Saturday, April 21, 2007

One year ago

I was about to start a whirlwind tour of a place on the west coast that we seriously considered living. It rang to the tune of Laura Nyro's 'Goodbye Joe'--a song you should hear at times of great change in one's life. But that did not come to pass. No mountains, no Pacific ocean. Instead I am going back, back, back to where I came to here from. And are the old demons of 10 years ago stirring and whooping it up to be free from the catacombs of my brain.
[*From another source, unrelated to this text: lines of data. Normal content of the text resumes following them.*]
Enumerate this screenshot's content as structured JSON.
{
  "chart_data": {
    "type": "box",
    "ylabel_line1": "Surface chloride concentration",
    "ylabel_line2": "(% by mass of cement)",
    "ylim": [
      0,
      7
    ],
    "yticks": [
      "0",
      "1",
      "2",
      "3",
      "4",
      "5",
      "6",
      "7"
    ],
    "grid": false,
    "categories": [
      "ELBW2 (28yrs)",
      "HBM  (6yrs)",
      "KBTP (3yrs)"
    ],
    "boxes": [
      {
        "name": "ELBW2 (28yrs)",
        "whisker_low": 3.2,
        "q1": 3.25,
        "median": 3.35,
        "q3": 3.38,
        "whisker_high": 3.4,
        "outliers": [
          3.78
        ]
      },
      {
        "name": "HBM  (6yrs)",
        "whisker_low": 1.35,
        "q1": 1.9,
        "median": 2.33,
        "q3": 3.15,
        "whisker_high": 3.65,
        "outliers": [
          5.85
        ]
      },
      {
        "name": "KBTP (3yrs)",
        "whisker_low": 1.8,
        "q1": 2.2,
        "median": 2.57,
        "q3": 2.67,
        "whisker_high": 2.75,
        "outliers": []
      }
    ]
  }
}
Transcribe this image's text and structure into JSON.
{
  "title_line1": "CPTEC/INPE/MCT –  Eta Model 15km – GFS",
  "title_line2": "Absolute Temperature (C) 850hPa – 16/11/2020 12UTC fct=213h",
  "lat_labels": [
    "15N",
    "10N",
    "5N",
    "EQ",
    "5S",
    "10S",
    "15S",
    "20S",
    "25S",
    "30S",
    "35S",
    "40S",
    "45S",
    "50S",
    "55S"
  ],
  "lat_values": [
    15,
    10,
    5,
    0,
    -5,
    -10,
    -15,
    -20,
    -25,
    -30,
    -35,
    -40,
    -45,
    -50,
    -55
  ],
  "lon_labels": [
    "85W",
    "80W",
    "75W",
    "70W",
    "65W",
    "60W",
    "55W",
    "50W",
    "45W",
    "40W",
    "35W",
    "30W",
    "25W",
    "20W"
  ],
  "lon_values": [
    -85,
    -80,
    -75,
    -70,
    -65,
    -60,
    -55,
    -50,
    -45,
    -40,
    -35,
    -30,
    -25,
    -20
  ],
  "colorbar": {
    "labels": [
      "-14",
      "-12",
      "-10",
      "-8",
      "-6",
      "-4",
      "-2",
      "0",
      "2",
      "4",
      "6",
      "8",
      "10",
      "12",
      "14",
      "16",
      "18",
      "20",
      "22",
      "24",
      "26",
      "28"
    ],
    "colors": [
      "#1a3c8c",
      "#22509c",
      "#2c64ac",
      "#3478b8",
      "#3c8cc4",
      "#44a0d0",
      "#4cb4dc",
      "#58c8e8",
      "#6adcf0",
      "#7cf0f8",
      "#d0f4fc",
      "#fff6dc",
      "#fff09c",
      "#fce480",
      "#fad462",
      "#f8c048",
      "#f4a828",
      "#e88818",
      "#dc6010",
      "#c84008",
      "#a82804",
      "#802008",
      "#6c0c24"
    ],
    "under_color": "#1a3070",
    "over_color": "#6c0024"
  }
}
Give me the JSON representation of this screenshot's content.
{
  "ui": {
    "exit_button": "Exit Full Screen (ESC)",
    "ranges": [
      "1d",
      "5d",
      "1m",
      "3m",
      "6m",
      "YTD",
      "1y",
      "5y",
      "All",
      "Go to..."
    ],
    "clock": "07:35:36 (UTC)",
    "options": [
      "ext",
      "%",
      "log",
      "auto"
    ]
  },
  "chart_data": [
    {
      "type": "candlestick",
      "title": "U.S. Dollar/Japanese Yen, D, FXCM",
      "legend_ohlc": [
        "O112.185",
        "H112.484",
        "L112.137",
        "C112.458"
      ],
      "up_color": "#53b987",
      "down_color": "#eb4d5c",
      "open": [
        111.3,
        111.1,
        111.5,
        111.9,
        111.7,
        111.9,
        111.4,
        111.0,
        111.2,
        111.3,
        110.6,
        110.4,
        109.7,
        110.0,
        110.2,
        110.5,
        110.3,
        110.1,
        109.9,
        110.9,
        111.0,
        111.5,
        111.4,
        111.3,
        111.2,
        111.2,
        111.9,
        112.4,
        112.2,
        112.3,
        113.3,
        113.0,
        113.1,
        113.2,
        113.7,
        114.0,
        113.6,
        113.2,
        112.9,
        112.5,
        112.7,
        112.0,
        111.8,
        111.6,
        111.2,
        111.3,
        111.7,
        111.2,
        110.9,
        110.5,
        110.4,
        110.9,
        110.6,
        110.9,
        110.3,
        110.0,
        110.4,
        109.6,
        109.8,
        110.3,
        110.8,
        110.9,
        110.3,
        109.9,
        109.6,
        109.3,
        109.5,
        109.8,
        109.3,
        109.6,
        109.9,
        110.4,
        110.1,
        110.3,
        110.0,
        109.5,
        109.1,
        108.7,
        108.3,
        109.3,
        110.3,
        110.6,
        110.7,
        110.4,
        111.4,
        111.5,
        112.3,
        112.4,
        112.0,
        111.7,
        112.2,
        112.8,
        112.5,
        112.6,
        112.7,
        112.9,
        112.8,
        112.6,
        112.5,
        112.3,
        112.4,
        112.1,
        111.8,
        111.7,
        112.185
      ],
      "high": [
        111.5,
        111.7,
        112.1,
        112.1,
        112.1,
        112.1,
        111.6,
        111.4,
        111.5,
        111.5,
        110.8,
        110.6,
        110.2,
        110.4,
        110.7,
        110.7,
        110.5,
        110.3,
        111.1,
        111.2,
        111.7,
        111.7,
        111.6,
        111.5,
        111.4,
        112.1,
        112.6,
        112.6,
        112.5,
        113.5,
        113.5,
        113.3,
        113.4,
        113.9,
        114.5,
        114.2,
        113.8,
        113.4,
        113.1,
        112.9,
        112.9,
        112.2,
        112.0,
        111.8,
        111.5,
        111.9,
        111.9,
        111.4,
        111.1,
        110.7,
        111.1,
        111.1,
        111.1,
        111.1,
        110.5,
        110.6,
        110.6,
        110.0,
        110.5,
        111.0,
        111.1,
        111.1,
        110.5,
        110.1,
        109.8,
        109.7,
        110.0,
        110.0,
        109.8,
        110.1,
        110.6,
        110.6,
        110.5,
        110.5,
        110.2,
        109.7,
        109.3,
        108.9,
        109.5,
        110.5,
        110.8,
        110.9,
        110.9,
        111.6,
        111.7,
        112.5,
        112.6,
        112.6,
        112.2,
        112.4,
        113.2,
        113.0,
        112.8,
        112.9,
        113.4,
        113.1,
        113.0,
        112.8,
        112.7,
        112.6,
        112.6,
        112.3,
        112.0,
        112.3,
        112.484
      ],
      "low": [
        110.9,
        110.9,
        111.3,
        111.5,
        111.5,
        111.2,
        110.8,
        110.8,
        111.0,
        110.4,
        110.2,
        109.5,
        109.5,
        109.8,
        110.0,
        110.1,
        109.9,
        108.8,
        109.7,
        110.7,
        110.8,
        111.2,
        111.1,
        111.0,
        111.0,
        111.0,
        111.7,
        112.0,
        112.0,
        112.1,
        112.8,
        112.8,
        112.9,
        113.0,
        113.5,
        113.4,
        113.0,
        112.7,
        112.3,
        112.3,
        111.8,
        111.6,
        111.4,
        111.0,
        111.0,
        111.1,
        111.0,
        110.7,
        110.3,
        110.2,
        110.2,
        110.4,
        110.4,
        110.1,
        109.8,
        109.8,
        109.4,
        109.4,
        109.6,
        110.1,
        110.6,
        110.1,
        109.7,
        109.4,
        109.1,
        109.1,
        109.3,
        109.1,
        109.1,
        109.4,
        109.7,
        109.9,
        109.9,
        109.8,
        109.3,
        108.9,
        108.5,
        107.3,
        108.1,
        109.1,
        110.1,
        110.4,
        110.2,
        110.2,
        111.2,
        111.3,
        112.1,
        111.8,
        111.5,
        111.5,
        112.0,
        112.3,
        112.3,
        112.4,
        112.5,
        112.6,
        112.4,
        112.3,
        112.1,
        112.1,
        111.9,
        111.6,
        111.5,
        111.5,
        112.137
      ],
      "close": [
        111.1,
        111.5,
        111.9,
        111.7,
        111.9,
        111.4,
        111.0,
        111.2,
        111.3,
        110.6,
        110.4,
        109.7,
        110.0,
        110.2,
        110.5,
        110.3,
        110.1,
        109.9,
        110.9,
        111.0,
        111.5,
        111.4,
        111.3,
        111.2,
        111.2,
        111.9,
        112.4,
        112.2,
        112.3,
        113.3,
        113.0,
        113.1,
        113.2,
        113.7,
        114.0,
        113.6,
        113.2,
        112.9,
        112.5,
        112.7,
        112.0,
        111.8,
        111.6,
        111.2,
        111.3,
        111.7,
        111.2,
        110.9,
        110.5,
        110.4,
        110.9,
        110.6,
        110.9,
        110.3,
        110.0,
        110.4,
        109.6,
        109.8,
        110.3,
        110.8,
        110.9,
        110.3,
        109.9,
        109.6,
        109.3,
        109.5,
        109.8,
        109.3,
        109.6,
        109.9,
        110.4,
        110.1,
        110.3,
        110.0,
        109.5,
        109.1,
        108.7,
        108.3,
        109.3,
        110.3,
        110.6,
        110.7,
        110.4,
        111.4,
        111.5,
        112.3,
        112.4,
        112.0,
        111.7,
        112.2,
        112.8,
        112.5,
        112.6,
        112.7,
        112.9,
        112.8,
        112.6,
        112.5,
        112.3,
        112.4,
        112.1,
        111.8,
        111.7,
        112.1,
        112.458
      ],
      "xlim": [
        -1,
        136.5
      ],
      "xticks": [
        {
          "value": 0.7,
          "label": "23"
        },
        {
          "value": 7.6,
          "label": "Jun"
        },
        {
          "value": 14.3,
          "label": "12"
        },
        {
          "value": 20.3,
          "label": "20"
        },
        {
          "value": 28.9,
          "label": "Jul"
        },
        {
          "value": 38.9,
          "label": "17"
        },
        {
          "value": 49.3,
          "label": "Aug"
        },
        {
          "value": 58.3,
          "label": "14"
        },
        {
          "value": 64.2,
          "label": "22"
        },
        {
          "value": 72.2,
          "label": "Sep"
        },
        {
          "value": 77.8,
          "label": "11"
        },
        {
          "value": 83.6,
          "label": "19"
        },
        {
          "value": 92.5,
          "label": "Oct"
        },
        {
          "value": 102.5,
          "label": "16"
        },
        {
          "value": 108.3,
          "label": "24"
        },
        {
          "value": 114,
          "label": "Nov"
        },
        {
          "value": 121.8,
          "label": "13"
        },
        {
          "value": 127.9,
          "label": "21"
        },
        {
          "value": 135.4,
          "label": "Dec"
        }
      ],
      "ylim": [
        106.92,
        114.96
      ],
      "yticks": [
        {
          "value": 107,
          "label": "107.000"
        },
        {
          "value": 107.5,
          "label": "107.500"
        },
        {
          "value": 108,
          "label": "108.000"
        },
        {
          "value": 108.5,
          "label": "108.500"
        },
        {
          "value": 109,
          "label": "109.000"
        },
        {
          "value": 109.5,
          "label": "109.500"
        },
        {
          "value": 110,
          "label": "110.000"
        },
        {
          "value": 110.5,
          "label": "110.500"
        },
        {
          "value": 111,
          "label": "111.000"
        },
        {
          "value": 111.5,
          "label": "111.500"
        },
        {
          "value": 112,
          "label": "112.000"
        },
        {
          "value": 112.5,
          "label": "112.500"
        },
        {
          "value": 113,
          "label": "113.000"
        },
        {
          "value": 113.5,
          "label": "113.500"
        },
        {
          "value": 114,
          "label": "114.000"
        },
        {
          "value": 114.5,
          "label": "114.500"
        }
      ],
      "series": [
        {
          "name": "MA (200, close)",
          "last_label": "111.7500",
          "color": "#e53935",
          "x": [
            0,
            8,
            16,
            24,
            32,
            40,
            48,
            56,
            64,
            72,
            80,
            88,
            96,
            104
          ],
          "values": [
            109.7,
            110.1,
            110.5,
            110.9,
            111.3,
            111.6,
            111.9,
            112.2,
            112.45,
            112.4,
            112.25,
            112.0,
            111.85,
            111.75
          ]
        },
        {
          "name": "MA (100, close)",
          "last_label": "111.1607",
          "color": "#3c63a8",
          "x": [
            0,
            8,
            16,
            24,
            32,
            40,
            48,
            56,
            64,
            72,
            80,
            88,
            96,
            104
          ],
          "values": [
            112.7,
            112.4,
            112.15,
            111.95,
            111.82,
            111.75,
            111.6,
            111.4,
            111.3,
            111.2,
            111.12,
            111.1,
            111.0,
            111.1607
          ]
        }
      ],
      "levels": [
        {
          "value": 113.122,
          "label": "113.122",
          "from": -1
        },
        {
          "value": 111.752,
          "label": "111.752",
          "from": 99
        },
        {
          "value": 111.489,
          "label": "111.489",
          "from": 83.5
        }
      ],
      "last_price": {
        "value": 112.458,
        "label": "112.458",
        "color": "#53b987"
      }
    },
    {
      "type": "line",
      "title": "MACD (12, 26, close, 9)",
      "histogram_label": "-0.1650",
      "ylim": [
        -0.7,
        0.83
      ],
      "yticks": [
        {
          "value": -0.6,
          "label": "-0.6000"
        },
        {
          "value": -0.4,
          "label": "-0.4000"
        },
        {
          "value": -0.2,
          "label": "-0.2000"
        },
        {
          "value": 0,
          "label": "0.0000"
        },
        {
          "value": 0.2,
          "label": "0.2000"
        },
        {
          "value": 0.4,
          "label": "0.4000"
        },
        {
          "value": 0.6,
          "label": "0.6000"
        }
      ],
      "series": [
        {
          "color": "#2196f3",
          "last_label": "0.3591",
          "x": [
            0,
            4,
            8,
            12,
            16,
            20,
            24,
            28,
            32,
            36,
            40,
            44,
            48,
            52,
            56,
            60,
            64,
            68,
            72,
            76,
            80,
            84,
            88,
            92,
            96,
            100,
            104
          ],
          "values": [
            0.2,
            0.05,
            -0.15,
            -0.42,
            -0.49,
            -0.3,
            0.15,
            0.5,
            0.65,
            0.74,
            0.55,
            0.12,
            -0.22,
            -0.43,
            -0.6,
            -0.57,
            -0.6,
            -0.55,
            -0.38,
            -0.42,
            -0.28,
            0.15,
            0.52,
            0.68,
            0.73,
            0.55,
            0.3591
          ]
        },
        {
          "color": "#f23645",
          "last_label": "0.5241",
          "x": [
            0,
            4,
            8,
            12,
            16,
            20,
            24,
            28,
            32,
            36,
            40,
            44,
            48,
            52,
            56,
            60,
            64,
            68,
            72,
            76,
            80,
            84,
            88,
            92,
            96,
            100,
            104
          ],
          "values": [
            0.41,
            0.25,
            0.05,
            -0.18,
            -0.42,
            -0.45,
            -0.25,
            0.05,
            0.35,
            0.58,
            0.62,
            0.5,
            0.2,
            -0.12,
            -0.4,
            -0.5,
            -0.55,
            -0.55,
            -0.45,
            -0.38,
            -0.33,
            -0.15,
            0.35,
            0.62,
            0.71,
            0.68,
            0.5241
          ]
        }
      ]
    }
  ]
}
And another part of me fears, with a terror like none before, and waves of unspoken guilt, fear, sadness, remorse, and resignation, flooding me with tears and thoughts of being trapped, trapped in a karmic cage of my own making. I could be looking at a loss of everything. I have known that payback time was coming. May my beloved be spared the grief and privation that I alone deserve. But yea only He who is just can exact justice, and his ways cannot be divined by our imperfect and sundered souls. They smile in your face, all the while they gonna take your place, the BACKSTABBERS, BACK STABBERS! SMILING FACES, SOMETIMES, PRETEND TO BE YOU FRIEND. CAN U DIGGIT CAN U DIGGIT? I am Judas but Judas could be Jesus too, if but would. Judas hung himself rather than take his fate. My fate I will suffer and I will sweat out each perfidious lie and cheat and self-serving half truth with drops of blood, urine and excrement. HOLY HOLY HOLY IS THE GOD OF HOSTS. BLESSED IS HE WHO COMES IN THE NAME OF THE LORD HOSANNA IN THE HIGHEST. Elohim Adonai Amen.